Again, environment is key. But unlike HCZ, many of the schools being launched nation wide are merely aping the language of Constructivism to gain access to state and federal education money. Often times they are no more effective than traditional schools yet they are just as expensive. Here's a great example from Students First, the "non-profit" company started by Michelle Rhee after she abandoned Washington DC schools:
Michelle summed it up this way: "We very, very strongly believe at StudentsFirst there is no shortage of great educators who are out there. We know that every kid can learn regardless of what obstacles they face, if they're in a good school environment. The bottom line is that they're forced to operate in this incredibly bureaucratic environment that is driven by antiquated laws and policies."
Which vision sounds more like an "incredibly bureaucratic environment that is driven by antiquated laws and policies?" One in which local schools and districts are able to make independent decisions about how to teach their students or Rhee's solution: more standardization, more centralization, and more accountability measures based on Constructivist ideas of learning, like Common Core:
Common Core makes it possible to measure the progress of students from state to state against the same metrics, enabling policymakers to make better decisions regarding everything from adoption of instructional methods to resource allocations to professional development.

My vote for bureaucracy goes with the system planning to "measure progress" and track "metrics" to guide "resource allocation". Under the guise of Constructivist educational language, big money is being made by test prep companies, charter school conglomerates, education management corporations, and consultancies like Rhee's. If only the environment was right, the kids would learn. If only these pesky teachers and bureaucrats were out of the way, the kids would learn. Nothing else matters beyond exposure to the right stuff.

The Mass Produced Learning Environment:

This has numerous implications. Districts nationwide are pursuing online options to reduce costs and increase course offerings. Some states have approved public high schools which are completely online. Although there's nothing inherently wrong with online education, the products being delivered to students' screens are, frankly, terrible. It's obvious there's not quality control and no accountability on the company manufacturing the software. All they have to prove is that they expose students to standards.

Over the last few years I've had the misfortune of working with various online platforms from my county. Some are designed to be test-prep software for the yearly standardized exams. Some are whole courses taught through the computer as remediation for students who failed a class. Overall, my impression is very, very negative. Not only is the content of the programs often confusingly presented or outright wrong, but no meaningful learning takes place.

This past week, a student of mine was trying to finish an online class so he could attend graduation. Due to final exams we had half days all week and he came to my room after his exam each day. Together we worked on finishing his online class to make up for second semester of 9th grade English. It was easily one of the most frustrating experiences of the year. Working on this program was right up there with visiting the DMV.

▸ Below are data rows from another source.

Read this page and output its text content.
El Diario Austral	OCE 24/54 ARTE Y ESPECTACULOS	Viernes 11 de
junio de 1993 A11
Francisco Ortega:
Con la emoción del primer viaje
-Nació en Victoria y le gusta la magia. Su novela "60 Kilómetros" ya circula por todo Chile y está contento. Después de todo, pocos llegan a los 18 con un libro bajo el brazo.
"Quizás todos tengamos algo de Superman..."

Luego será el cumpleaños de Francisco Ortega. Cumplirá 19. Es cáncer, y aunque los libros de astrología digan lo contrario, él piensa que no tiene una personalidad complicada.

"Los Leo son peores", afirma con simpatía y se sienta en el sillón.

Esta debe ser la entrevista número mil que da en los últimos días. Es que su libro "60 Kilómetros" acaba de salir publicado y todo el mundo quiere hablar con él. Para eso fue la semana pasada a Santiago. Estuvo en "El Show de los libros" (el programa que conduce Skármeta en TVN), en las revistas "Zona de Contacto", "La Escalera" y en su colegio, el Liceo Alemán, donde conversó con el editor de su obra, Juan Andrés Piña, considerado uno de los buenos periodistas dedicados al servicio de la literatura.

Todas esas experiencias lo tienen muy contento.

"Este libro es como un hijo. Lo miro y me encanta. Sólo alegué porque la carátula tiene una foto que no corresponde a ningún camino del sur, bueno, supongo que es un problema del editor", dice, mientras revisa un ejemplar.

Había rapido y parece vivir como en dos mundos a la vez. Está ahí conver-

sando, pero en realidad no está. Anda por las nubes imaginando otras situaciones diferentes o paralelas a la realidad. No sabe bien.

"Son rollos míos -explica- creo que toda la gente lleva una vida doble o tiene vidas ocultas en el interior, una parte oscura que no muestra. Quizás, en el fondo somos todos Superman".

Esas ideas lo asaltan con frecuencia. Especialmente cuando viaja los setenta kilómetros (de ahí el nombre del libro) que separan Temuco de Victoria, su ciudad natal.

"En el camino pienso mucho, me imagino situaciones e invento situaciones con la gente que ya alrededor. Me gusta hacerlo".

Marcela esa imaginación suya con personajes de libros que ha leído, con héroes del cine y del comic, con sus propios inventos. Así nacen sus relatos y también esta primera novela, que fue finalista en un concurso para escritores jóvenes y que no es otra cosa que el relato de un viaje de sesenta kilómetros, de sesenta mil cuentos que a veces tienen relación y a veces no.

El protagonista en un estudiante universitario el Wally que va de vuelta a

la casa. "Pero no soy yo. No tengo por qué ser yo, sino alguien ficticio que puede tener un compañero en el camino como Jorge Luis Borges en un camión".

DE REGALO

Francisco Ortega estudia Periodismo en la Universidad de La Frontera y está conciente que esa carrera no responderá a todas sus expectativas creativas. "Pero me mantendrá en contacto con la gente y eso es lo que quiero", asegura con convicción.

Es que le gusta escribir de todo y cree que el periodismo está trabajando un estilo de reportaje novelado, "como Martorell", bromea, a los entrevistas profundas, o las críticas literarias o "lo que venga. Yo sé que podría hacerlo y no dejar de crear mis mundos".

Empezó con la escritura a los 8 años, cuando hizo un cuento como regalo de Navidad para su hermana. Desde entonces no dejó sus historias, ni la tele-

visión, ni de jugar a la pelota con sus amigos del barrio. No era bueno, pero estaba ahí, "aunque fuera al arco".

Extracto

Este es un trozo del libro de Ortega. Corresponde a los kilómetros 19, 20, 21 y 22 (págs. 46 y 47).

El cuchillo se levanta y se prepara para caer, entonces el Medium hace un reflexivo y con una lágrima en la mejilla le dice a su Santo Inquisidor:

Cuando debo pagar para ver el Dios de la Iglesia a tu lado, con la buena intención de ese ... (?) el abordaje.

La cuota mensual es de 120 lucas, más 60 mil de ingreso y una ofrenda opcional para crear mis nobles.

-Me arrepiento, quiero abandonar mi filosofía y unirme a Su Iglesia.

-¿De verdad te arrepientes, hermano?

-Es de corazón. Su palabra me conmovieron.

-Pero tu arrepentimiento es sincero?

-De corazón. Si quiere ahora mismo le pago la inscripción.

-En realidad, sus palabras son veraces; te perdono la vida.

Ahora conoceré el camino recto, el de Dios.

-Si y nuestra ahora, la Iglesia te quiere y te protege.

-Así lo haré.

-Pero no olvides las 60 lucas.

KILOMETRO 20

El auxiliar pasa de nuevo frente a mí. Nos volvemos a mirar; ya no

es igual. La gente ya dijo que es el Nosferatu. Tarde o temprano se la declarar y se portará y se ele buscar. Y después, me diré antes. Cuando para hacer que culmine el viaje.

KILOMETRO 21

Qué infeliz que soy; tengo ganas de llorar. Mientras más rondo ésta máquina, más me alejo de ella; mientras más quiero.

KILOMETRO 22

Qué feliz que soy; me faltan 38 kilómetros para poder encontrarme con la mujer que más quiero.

The semester was broken down into 5 units and a final exam. Each unit consisted of a variety of learning tasks and a quiz. Unit one would be about, say, pronouns. He would click the first link, watch a narrated slide show, and the get sent back to the start page. That opened the second link which were several practice questions. You could try as many times as you liked but the end of unit quiz would only open if you scored higher than 70%. There was no indication of which questions you answered correctly or why those answers were correct. The end of unit quiz was the exact same questions but you could not retake it. You could not skip questions or go back after you answered them. If you did not make a 70% or higher then you did not pass the unit. Moreover, if you did not pass the unit, you could not unlock the semester test and could not, therefore, complete the course.

The defacto result of this brilliant online learning environment was that failing a single quiz on a single unit results in failing the course. My student had completed and passed every unit but one and had been trying since February to pass the unit quiz so he could unlock the semester exam. Every time he took that unit quiz and failed it he had to go to the office and meet with our school's graduation coach and ask him to unlock the unit so he could try again.

This year, my district is running all of their summer school classes through the same online portal.

You may be asking what this has to do with Constructivism. Everything. Once we head down the Constructivist path, all of education collapses into exposure. "Are the kids exposed to the right learning environment?" becomes "Are the kids exposed to the standards?" If all that matters is that the kids are exposed to a skill or idea outlined by the standards, then the classroom ceases to matter. In the Constructivist world, where Learning Environment = Standards, it doesn't matter whether a student is exposed to the standards by a teacher or an online platform. In the Constructivist world, the result should be the same.

Summing it up:

This post is long winded and probably not a comprehensive as I want to be. I hope I've at least made my case: that Constructivism is the central, unifying philosophy which connects everything that's happening in education today. The bigger point, though, is that it doesn't have to be. As I'll begin presenting later, modern science is quickly discovering how our brains function and how learning really works. It's shining new light on old methods of teaching which probably seem ore familiar to the baby boomer generation than to ours. We're at the beginning of a new era of teaching which harkens back to the educations our grandparents received: an education rooted in skills taught by skilled people. An education grown out of the community students' lived in instead of a board room at a Wall St. hedge fund. We're at the start of the Neo-Classical period in education.